L'IA ne transforme pas seulement les services : elle transforme aussi la gouvernance  

Le rapport 2025 rappelle que la réussite d'un projet d'IA ne dépend pas uniquement des technologies utilisées, mais aussi de la capacité à piloter efficacement les investissements.

En 2025, la DINUM a accompagné 59 projets numériques, représentant 4,53 milliards d'euros, soit une hausse de 30 % en un an. 74 % de ces projets disposent désormais d'indicateurs d'impact, contre 61 % l'année précédente.

Pendant longtemps, la réussite d'un projet numérique se mesurait essentiellement au respect des délais ou du budget. Désormais, les administrations cherchent également à évaluer les bénéfices réels pour les agents et les citoyens — une culture de la mesure qui pourrait devenir l'un des principaux leviers de réussite de l'IA secteur public dans les années à venir.

Une ambition qui dépend encore des équipes IT   

Le rapport insiste enfin sur un point souvent moins médiatisé : la technologie ne suffit pas. La création de 345 postes destinés à réinternaliser certaines compétences stratégiques a permis une économie nette estimée à 18,3 millions d'euros.
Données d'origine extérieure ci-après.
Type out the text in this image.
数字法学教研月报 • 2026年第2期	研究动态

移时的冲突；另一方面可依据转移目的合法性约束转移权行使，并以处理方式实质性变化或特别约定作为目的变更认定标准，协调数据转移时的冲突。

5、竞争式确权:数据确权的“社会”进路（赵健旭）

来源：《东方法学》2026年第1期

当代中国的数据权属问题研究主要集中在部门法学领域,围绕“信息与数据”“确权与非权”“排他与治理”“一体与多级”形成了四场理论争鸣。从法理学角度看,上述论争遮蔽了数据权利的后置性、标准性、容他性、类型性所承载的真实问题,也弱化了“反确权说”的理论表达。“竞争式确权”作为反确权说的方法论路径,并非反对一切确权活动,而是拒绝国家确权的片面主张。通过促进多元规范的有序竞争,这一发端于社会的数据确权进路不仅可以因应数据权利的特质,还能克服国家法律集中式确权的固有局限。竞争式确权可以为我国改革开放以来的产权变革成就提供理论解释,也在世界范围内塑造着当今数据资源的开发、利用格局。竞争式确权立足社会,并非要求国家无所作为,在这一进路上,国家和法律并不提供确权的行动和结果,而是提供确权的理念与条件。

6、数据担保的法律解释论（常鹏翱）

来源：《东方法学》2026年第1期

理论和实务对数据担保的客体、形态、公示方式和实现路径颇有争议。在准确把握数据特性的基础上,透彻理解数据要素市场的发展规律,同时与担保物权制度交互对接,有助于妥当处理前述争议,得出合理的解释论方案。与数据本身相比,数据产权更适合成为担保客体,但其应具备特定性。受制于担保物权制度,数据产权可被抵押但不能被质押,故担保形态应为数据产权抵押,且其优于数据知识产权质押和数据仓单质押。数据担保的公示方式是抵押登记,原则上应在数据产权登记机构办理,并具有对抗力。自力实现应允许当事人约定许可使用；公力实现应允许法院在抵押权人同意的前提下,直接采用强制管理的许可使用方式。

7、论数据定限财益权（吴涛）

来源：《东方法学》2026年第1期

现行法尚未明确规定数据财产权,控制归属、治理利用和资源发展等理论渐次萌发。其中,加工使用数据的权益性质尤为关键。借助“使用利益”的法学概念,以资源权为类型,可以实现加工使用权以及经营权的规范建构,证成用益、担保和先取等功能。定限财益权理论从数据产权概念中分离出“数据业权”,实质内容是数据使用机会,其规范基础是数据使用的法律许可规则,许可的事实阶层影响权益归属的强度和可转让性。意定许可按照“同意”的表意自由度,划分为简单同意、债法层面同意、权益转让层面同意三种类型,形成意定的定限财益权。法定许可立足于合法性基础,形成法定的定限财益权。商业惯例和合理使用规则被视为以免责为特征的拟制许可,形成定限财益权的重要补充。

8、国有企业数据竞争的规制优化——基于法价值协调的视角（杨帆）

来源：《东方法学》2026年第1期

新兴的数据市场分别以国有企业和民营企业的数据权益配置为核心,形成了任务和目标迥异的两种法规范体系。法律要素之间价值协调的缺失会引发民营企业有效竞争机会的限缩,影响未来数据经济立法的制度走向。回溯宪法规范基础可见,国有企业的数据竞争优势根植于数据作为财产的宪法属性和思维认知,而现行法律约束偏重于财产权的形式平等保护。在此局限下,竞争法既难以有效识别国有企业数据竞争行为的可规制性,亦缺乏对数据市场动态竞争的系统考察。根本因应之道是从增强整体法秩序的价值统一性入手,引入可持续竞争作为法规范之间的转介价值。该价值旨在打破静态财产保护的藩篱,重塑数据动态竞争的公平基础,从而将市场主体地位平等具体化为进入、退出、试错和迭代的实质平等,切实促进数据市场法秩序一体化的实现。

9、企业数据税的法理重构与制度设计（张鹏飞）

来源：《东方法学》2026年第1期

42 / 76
Cette décision illustre une réalité essentielle : développer une stratégie d'IA ne consiste pas uniquement à choisir les bons modèles. Les administrations devront également disposer d'équipes capables de superviser les infrastructures, de sécuriser les identités numériques, d'assurer la disponibilité des services et de surveiller les performances des environnements cloud.

Conclusion  

Le rapport 2025 de la DINUM montre que l'administration française entre dans une nouvelle phase de sa transformation numérique. L'enjeu n'est plus de démontrer le potentiel de l'intelligence artificielle, mais de créer les conditions de son adoption à grande échelle.

En misant simultanément sur une IA mutualisée, un cloud souverain, des infrastructures de confiance et une gouvernance renforcée, l'État cherche à construire un modèle où innovation et souveraineté avancent de concert. Pour les équipes IT, cette évolution rappelle une évidence : une stratégie d'IA secteur public ne se limite pas au déploiement d'assistants intelligents. Elle repose avant tout sur des infrastructures résilientes, une gestion rigoureuse des données et une capacité à maintenir des services fiables dans un environnement numérique toujours plus complexe.